それから30年余り。労働環境の変化や女性の社会進出、広がり固定化する格差や貧困、一人暮らしを容易にしたといわれる24時間営業のコンビニや外食産業の発達、ネット通販の拡大・浸透など、社会やライフスタイルの変化を背景に、未婚・晩婚化、個人化は進み、「おひとりさま」、「ソロ充」の流行語を生む。
20年後、未婚・晩婚に高齢化による死別や離婚も加わり、全世帯における一人暮らしの割合は4割に達し、人口の一極集中が続く東京区部では、その半数以上が単身世帯になるという。血で結ばれた核家族が減りゆく中、ルームシェアやグループリビングなど「疑似家族」も広がりをみせる。二人の映画監督が描いた「核家族の時代」が過ぎ去り、「おひとりさまの時代」が到来したとき、どんな「家族」が描かれているのだろう。
地方の過疎化と裏腹に、ブラックホールのように人を飲み込み、有機体のように変化と膨張を続ける巨大都市・東京。かつて「親と子」が集った家々は、時の移ろいとともに空き家となり、独身者たちは、ユニット化されるように集合住宅へと集約されていく。冷たいコンクリートの表層の裏側で、さながら都市を形作る細胞のように増殖し続ける独身者とその住処は、未婚・晩婚化とともに、人々が個人化していく東京の今を、映し出している。
Children who built nuclear families in the city and their aging parents left behind in the countryside—
In 1953, Yasujirō Ozu’s Tokyo Story quietly portrayed, in serene black-and-white images, the changing relationships and emotional distances within families amid Japan’s postwar reconstruction and rapid urbanization leading toward high economic growth.
Thirty years later, in 1983, Yoshimitsu Morita’s The Family Game humorously depicted the life of an urban nuclear family, using the dinner table as a miniature stage for the dynamics of contemporary domestic life.
More than thirty years have passed since then.
With shifts in working conditions, women’s participation in society, the widening and solidifying of economic inequality and poverty, and lifestyle changes brought about by the proliferation of 24-hour convenience stores, fast-food chains, and online shopping—which all made living alone easier—Japan has seen rising rates of late marriage, non-marriage, and individualization. These trends even gave birth to popular phrases like ohitorisama (“party of one”) and solojū (“fulfilled solo life”).
Two decades from now, adding bereavement and divorce to the effects of aging and non-marriage, single-person households are projected to account for 40 percent of all households.

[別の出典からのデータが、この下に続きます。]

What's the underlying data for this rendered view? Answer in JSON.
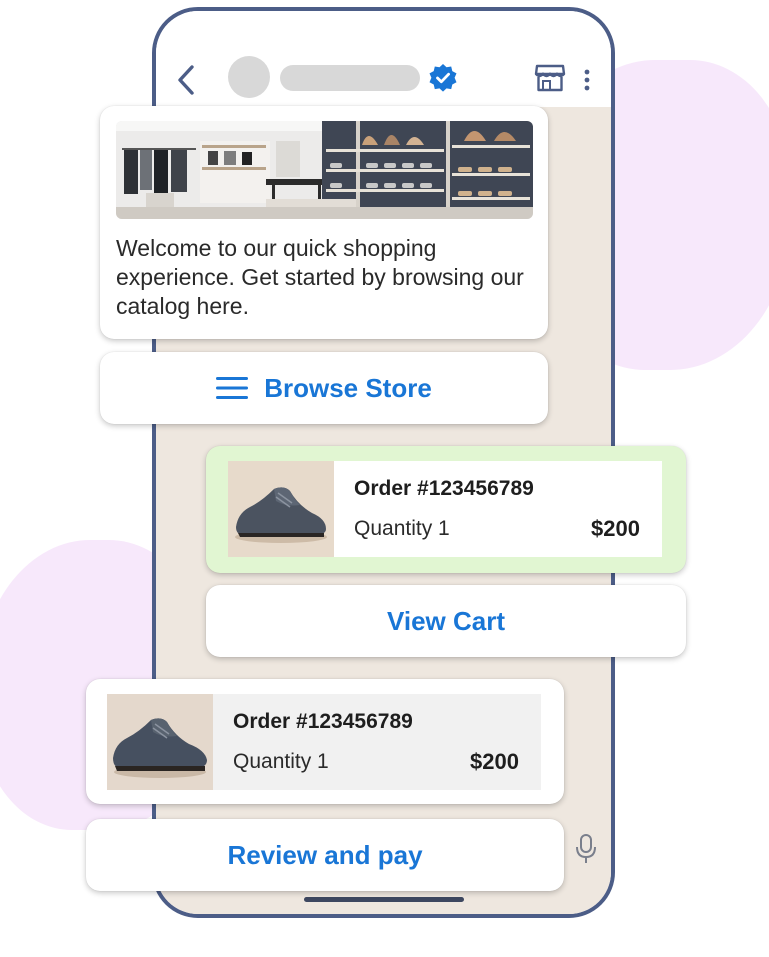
{
  "header": {
    "back_icon": "back-chevron-icon",
    "verified_icon": "verified-badge-icon",
    "store_icon": "storefront-icon",
    "more_icon": "more-vertical-icon"
  },
  "welcome": {
    "image_icon": "store-interior-photo",
    "text": "Welcome to our quick shopping experience. Get started by browsing our catalog here."
  },
  "browse": {
    "icon": "menu-lines-icon",
    "label": "Browse Store"
  },
  "order_sent": {
    "title": "Order #123456789",
    "quantity": "Quantity 1",
    "price": "$200",
    "bubble_color": "#e1f6d2"
  },
  "view_cart": {
    "label": "View Cart"
  },
  "order_received": {
    "title": "Order #123456789",
    "quantity": "Quantity 1",
    "price": "$200"
  },
  "review_pay": {
    "label": "Review and pay"
  },
  "composer": {
    "mic_icon": "microphone-icon"
  },
  "colors": {
    "accent": "#1976d6",
    "phone_frame": "#4c5d87",
    "chat_background": "#eee7df",
    "decor_blob": "#f7e8fb"
  }
}
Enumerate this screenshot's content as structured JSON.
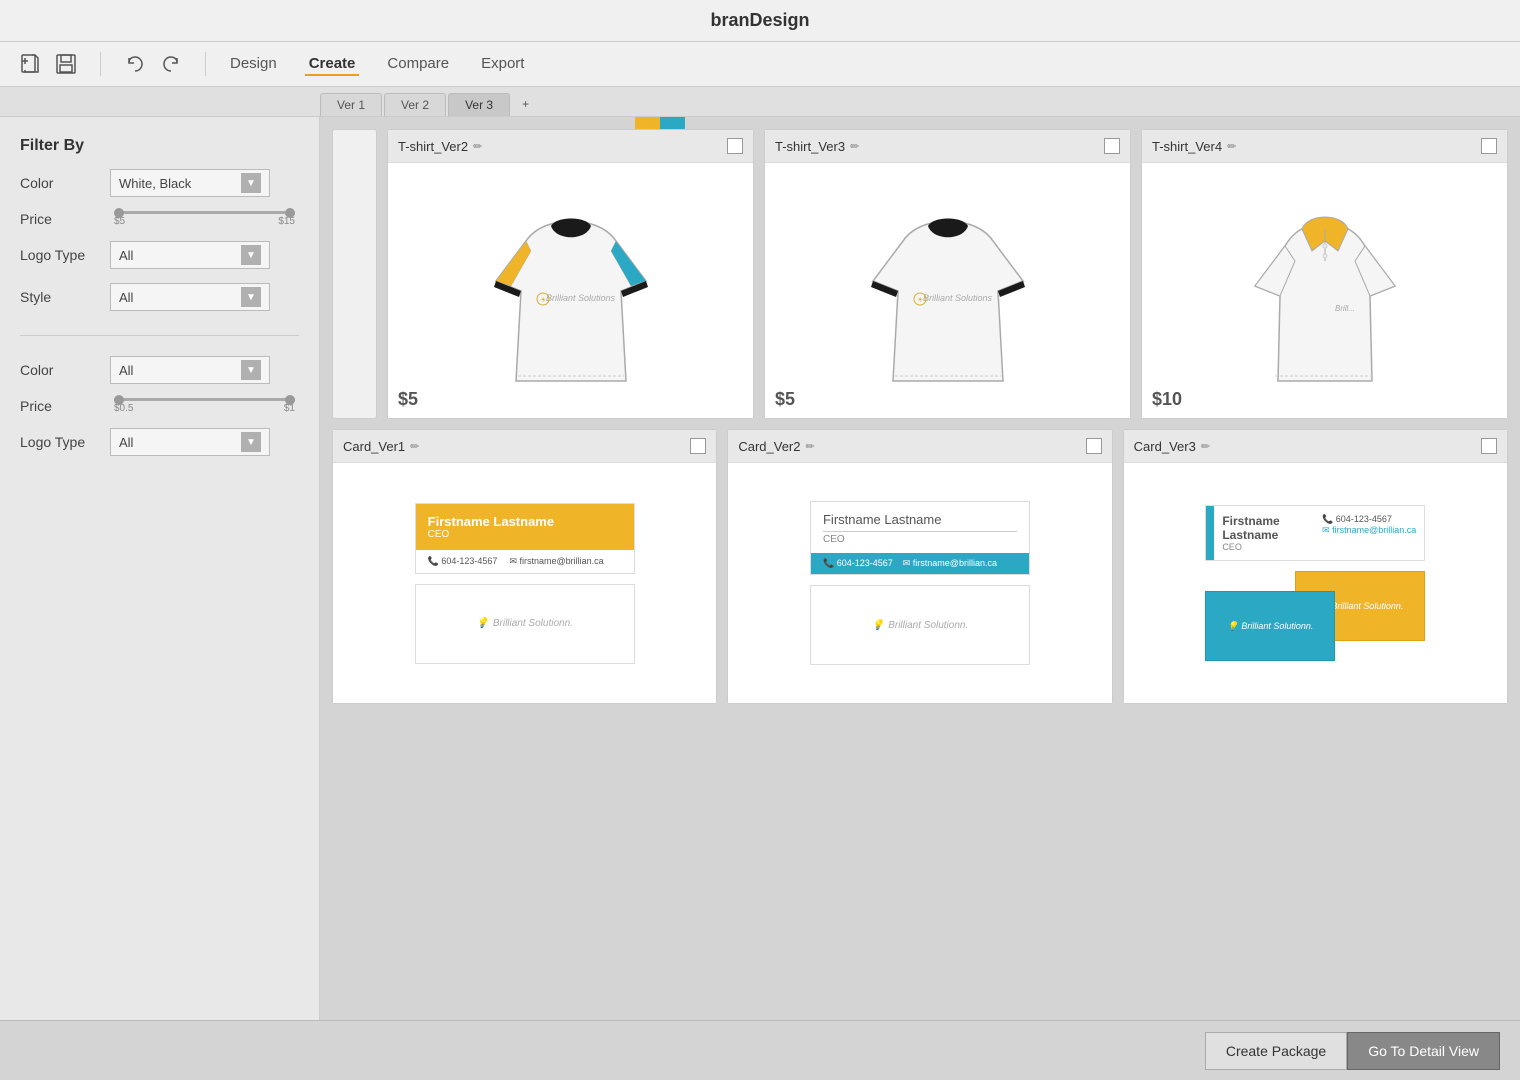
{
  "app": {
    "title": "branDesign"
  },
  "toolbar": {
    "nav_tabs": [
      "Design",
      "Create",
      "Compare",
      "Export"
    ],
    "active_tab": "Create"
  },
  "version_tabs": [
    "Ver 1",
    "Ver 2",
    "Ver 3",
    "+"
  ],
  "sidebar": {
    "tshirt_section": {
      "filter_title": "Filter By",
      "color_label": "Color",
      "color_value": "White, Black",
      "price_label": "Price",
      "price_min": "$5",
      "price_max": "$15",
      "logotype_label": "Logo Type",
      "logotype_value": "All",
      "style_label": "Style",
      "style_value": "All"
    },
    "card_section": {
      "color_label": "Color",
      "color_value": "All",
      "price_label": "Price",
      "price_min": "$0.5",
      "price_max": "$1",
      "logotype_label": "Logo Type",
      "logotype_value": "All"
    }
  },
  "tshirts": [
    {
      "name": "T-shirt_Ver2",
      "price": "$5",
      "type": "ringer"
    },
    {
      "name": "T-shirt_Ver3",
      "price": "$5",
      "type": "ringer"
    },
    {
      "name": "T-shirt_Ver4",
      "price": "$10",
      "type": "polo"
    }
  ],
  "cards": [
    {
      "name": "Card_Ver1",
      "style": "orange-top"
    },
    {
      "name": "Card_Ver2",
      "style": "teal-stripe"
    },
    {
      "name": "Card_Ver3",
      "style": "two-tone"
    }
  ],
  "buttons": {
    "create_package": "Create Package",
    "detail_view": "Go To Detail View"
  },
  "colors": {
    "yellow": "#f0b429",
    "teal": "#2aa8c4",
    "black": "#1a1a1a"
  }
}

In Tokyo’s central wards—where population concentration continues—over half of all households will consist of individuals living alone. As nuclear families bound by blood ties decline, new forms of “pseudo-families” such as shared housing and group living are spreading.

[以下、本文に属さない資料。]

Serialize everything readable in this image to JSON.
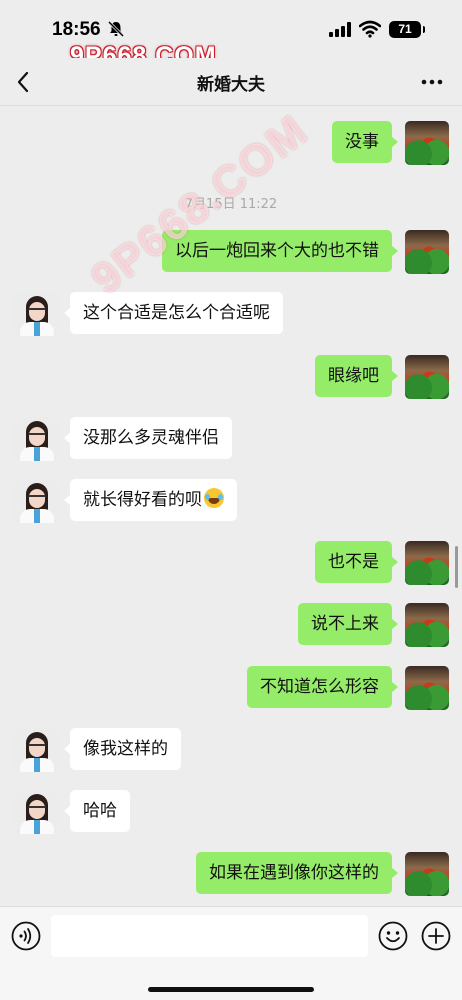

When the “age of the nuclear family,” portrayed by those two filmmakers, has passed and the “age of solitude” arrives—what kinds of “families” will be depicted then?
In contrast to the depopulation of rural areas, Tokyo, an ever-expanding metropolis that swallows people like a black hole and continues to mutate like a living organism, grows denser. Houses once filled with parents and children become vacant over time, while single people converge in modular apartment units.
Behind the cold concrete façade, these solitary individuals and their dwellings—multiplying like cells that compose the body of the city—reflect the current state of Tokyo, where people are increasingly atomized amid the rise of late marriage and individualization.